The problem with C++ is that these decisions are made early. The fields of a collection are all visible (so that you can allocate it on the stack) and the algorithms are as well (so that you can inline them). These have nice properties for micro optimisation, but they mean that you miss macro optimisation opportunities.

To give a simple example, libstdc++ and libc++ use very different representations for std::string. The implementation in libstdc++ uses reference counting and lazy copying for the data. This made a lot of sense when most code was single threaded and caches were very small but now is far from optimal. The libc++ implementation (and possibly the new libstdc++ one - they're breaking the ABI at the moment) uses the short-string optimisation, where small strings are embedded in the object (so fit in a single cache line) and doesn't bother with the CoW trick (which costs cache coherency bus traffic and doesn't buy much saving anymore, especially now people use std::move or std::shared_ptr for the places where the optimisation would matter).

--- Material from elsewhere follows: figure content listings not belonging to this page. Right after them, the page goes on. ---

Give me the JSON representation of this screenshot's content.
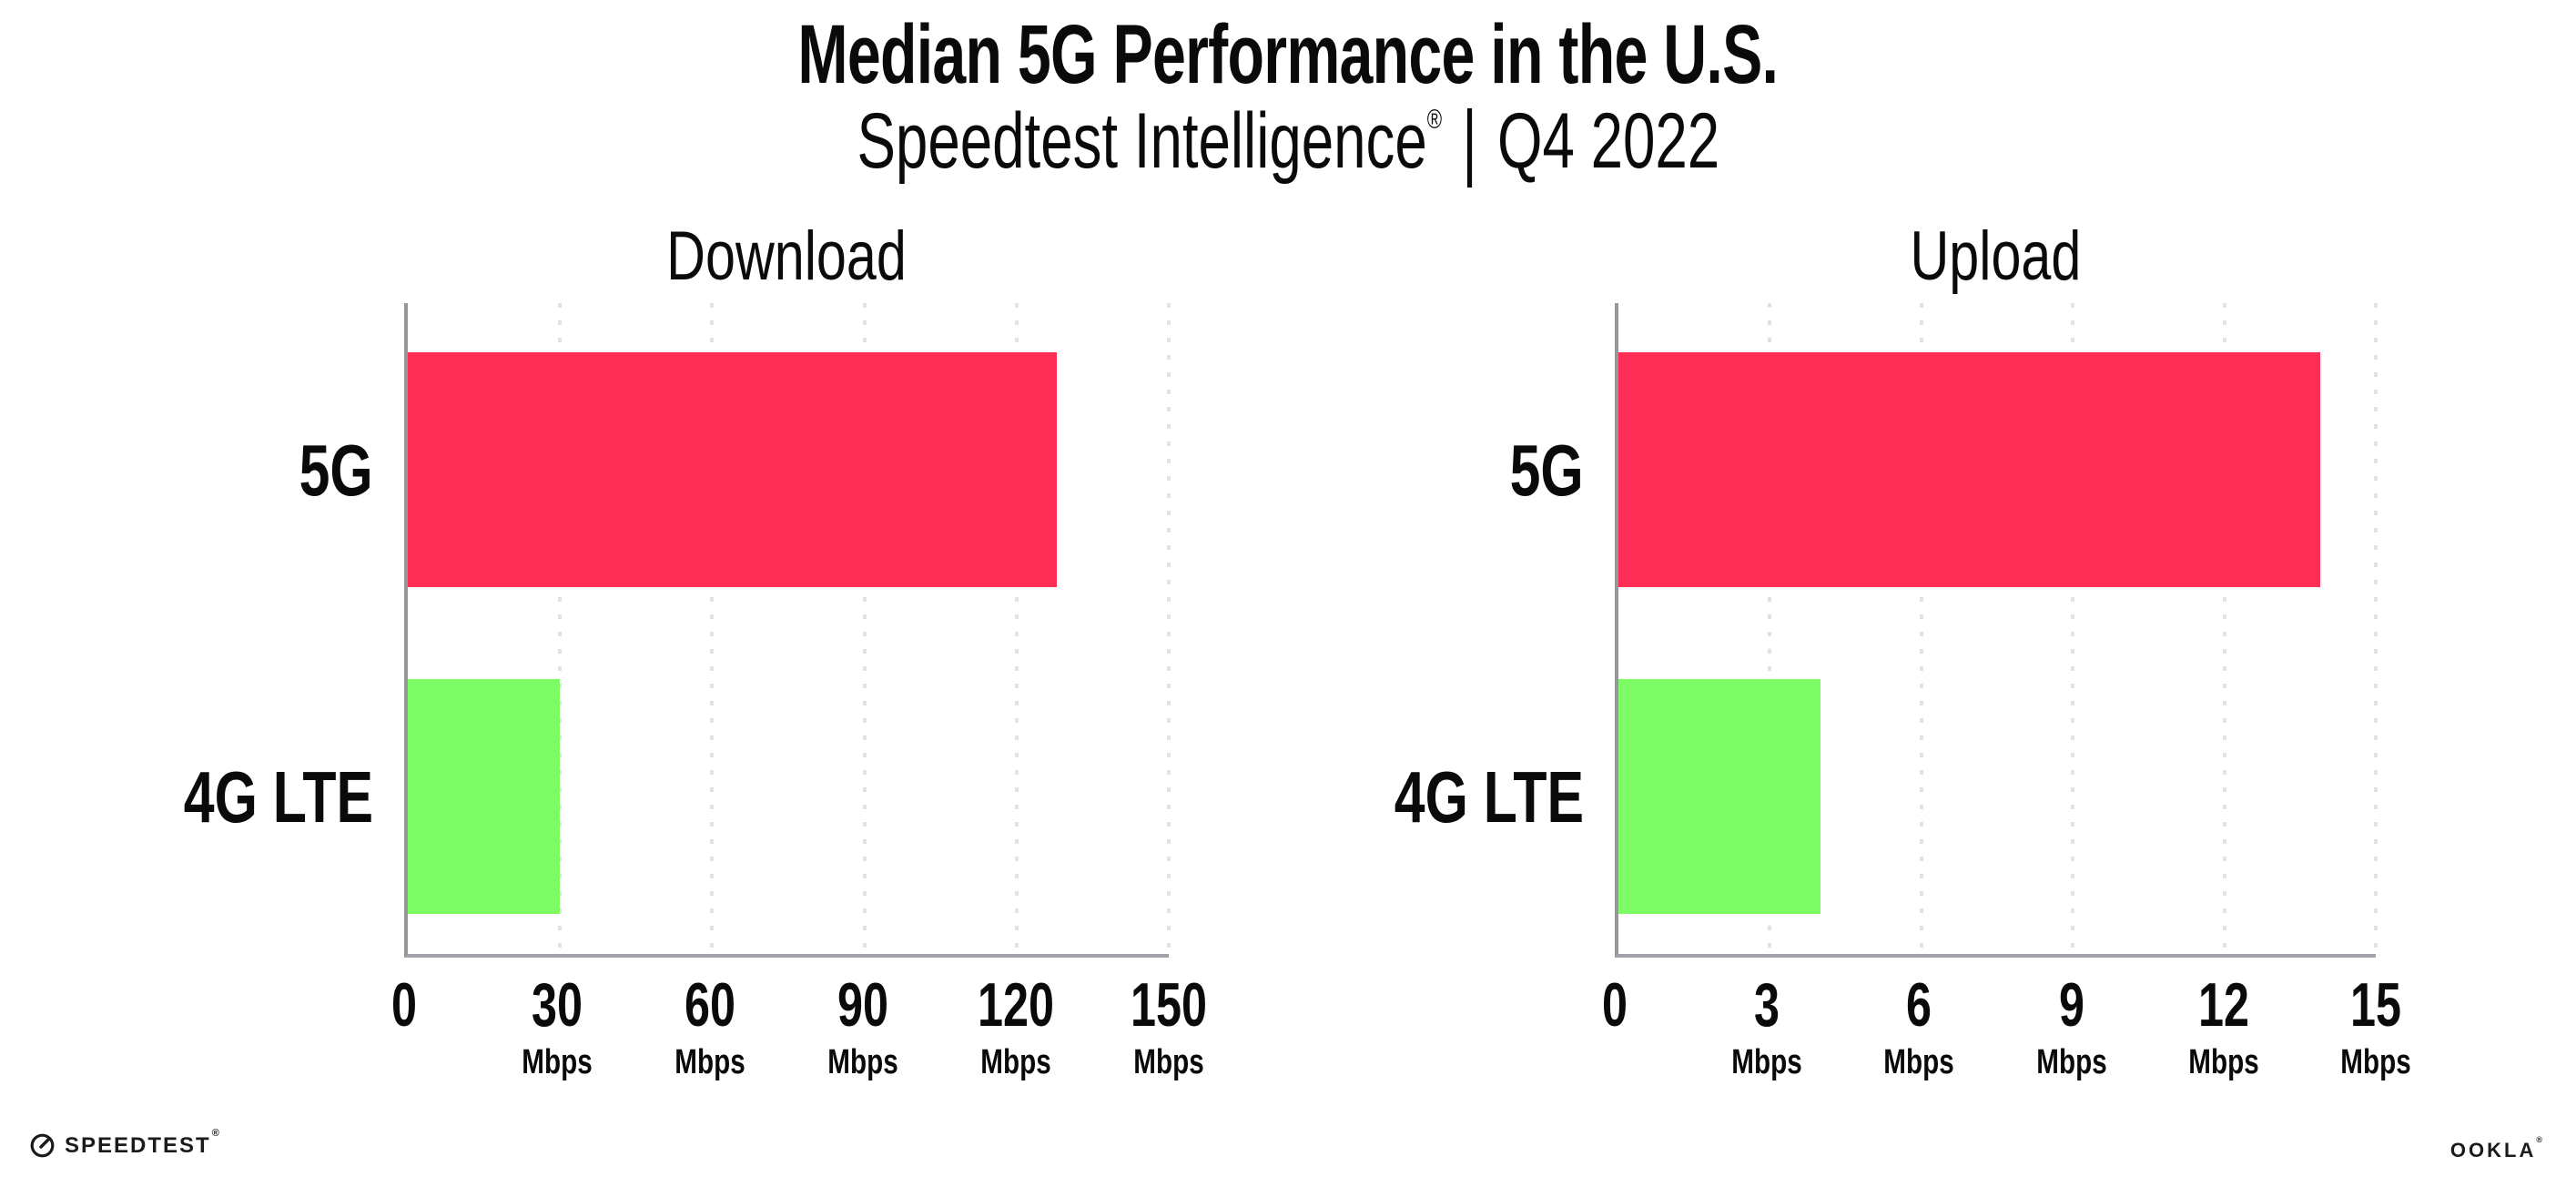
{
  "page": {
    "title": "Median 5G Performance in the U.S.",
    "subtitle_brand": "Speedtest Intelligence",
    "subtitle_reg": "®",
    "subtitle_sep": "|",
    "subtitle_period": "Q4 2022"
  },
  "chart_data": [
    {
      "type": "bar",
      "orientation": "horizontal",
      "title": "Download",
      "categories": [
        "5G",
        "4G LTE"
      ],
      "values": [
        128,
        30
      ],
      "unit": "Mbps",
      "xlim": [
        0,
        150
      ],
      "xticks": [
        0,
        30,
        60,
        90,
        120,
        150
      ],
      "tick_unit_label": "Mbps",
      "bar_colors": [
        "#FE2E56",
        "#7EFC66"
      ],
      "grid": "dotted-vertical",
      "legend": "none"
    },
    {
      "type": "bar",
      "orientation": "horizontal",
      "title": "Upload",
      "categories": [
        "5G",
        "4G LTE"
      ],
      "values": [
        13.9,
        4
      ],
      "unit": "Mbps",
      "xlim": [
        0,
        15
      ],
      "xticks": [
        0,
        3,
        6,
        9,
        12,
        15
      ],
      "tick_unit_label": "Mbps",
      "bar_colors": [
        "#FE2E56",
        "#7EFC66"
      ],
      "grid": "dotted-vertical",
      "legend": "none"
    }
  ],
  "footer": {
    "speedtest_text": "SPEEDTEST",
    "speedtest_reg": "®",
    "ookla_text": "OOKLA",
    "ookla_reg": "®"
  },
  "colors": {
    "bar_5g": "#FE2E56",
    "bar_4g_lte": "#7EFC66",
    "axis": "#96969D",
    "grid_dots": "#E1E1EA",
    "text": "#0A0A0A",
    "background": "#FFFFFF"
  }
}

In Objective-C (and other late-bound languages) this optimisation can be done at run time. For example, if you use NSRegularExpression with GNUstep, it uses ICU to implement it. ICU has a UText object that implements an abstract text thing and has a callback to fill a buffer with a row of characters. We have a custom NSString subclass and a custom UText callback which do the bridging. The abstract NSString class has a method for getting a range of characters. The default implementation gets them one at a time, but most subclasses can get a run at once. The version that wraps UText does this by invoking the callback to fill the UText buffer and then copying. The version that wraps in the other direction just uses this method to fill the UText buffer. This ends up being a lot more efficient than if we'd had to copy between two entirely different implementations of a string.

Similarly, objects in a typical JavaScript implementation have a number of different representations (something like a struct for properties that are on a lot of objects, something like an array for properties indexed by numbers, something like a linked list for rare properties) and will change between these representations dynamically over the lifetime of an object. This is something that, of course, you can do in C/C++, but the language doesn't provide any support for making it easy.

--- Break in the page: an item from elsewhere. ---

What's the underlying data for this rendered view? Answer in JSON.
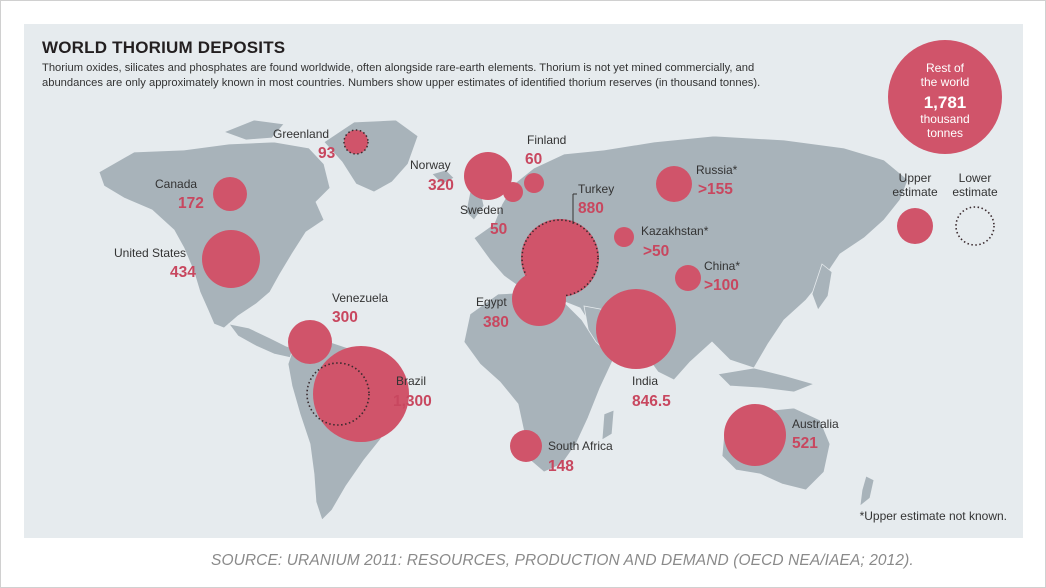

Comment Re:Good grief... (Score 1) 681

Depends on whether they care about performance. To give a concrete example, look at AlphabetSoup, a project that started in Sun Labs (now Oracle Labs) to develop high-performance interpreters for late-bound dynamic languages on the JVM. A lot of the specialisation that it does has to do with efficiently using the branch predictor, but in their case it's more complicated because they also have to understand how the underlying JVM translates their constructs.

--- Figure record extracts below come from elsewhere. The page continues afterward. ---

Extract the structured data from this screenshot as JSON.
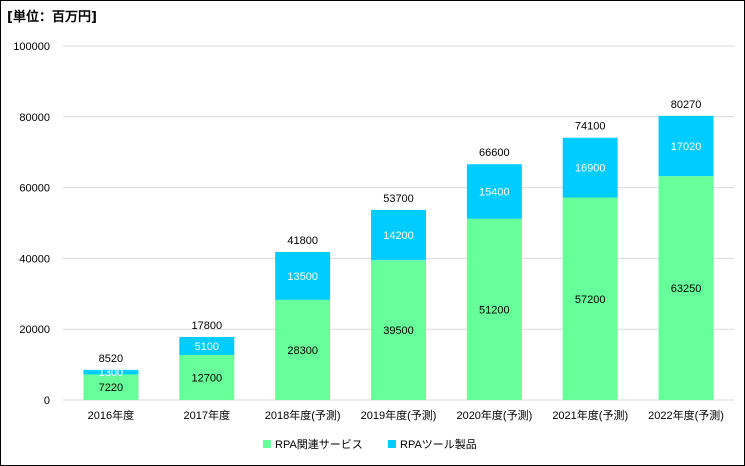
{
  "unit_label": "[単位：百万円]",
  "chart_data": {
    "type": "bar",
    "stacked": true,
    "categories": [
      "2016年度",
      "2017年度",
      "2018年度(予測)",
      "2019年度(予測)",
      "2020年度(予測)",
      "2021年度(予測)",
      "2022年度(予測)"
    ],
    "series": [
      {
        "name": "RPA関連サービス",
        "color": "#66ff99",
        "values": [
          7220,
          12700,
          28300,
          39500,
          51200,
          57200,
          63250
        ]
      },
      {
        "name": "RPAツール製品",
        "color": "#00ccff",
        "values": [
          1300,
          5100,
          13500,
          14200,
          15400,
          16900,
          17020
        ]
      }
    ],
    "totals": [
      8520,
      17800,
      41800,
      53700,
      66600,
      74100,
      80270
    ],
    "ylim": [
      0,
      100000
    ],
    "yticks": [
      "0",
      "20000",
      "40000",
      "60000",
      "80000",
      "100000"
    ],
    "grid": true,
    "legend": "bottom"
  }
}
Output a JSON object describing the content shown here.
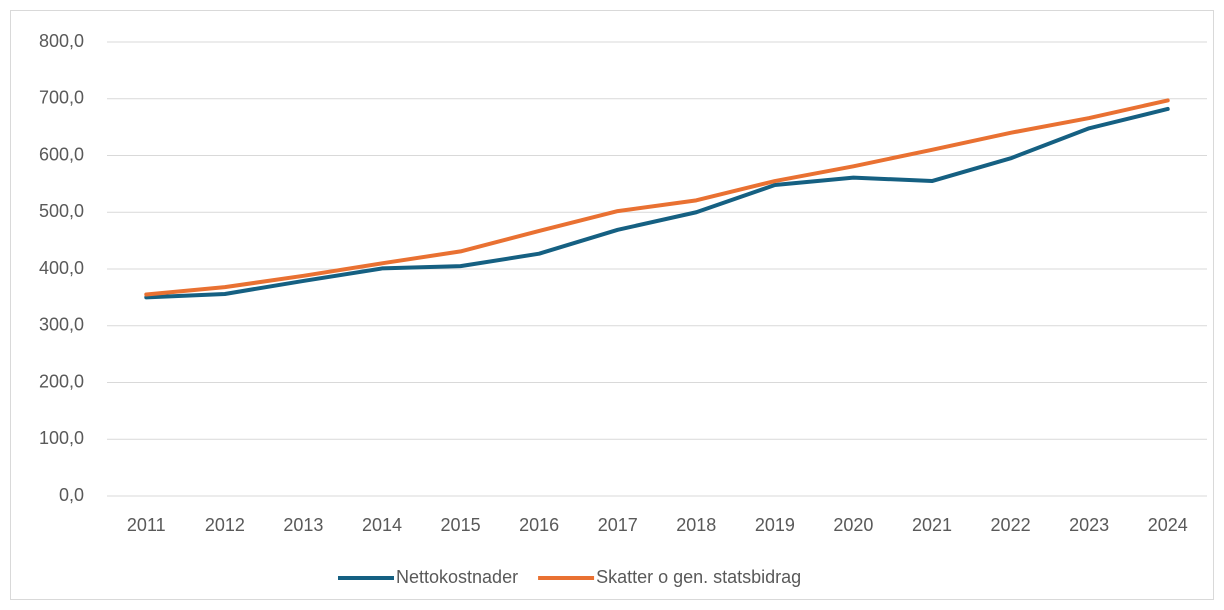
{
  "chart_data": {
    "type": "line",
    "categories": [
      "2011",
      "2012",
      "2013",
      "2014",
      "2015",
      "2016",
      "2017",
      "2018",
      "2019",
      "2020",
      "2021",
      "2022",
      "2023",
      "2024"
    ],
    "series": [
      {
        "name": "Nettokostnader",
        "color": "#156082",
        "values": [
          350,
          356,
          379,
          401,
          405,
          427,
          469,
          500,
          548,
          561,
          555,
          595,
          648,
          682
        ]
      },
      {
        "name": "Skatter o gen. statsbidrag",
        "color": "#e97132",
        "values": [
          355,
          368,
          388,
          410,
          431,
          467,
          502,
          521,
          555,
          581,
          610,
          640,
          666,
          697
        ]
      }
    ],
    "ylim": [
      0,
      800
    ],
    "yticks": [
      {
        "value": 0,
        "label": "0,0"
      },
      {
        "value": 100,
        "label": "100,0"
      },
      {
        "value": 200,
        "label": "200,0"
      },
      {
        "value": 300,
        "label": "300,0"
      },
      {
        "value": 400,
        "label": "400,0"
      },
      {
        "value": 500,
        "label": "500,0"
      },
      {
        "value": 600,
        "label": "600,0"
      },
      {
        "value": 700,
        "label": "700,0"
      },
      {
        "value": 800,
        "label": "800,0"
      }
    ],
    "grid": true,
    "legend": "bottom"
  }
}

In general though, there are some constructs that it is easy for a JVM to map efficiently to modern hardware and some that are hard. For example, pointer chasing in data is inefficient in any language and there's little that the JVM can do about it (if you're lucky, it might be able to insert prefetching hints after a lot of profiling). Cache coherency can still cause false sharing, so you want to make sure that fields of your classes that are accessed in different threads are far apart and ones accessed together want to be close - a JVM will sometimes do this for you (I had a student work on this, but I don't know if any commercial JVM does it).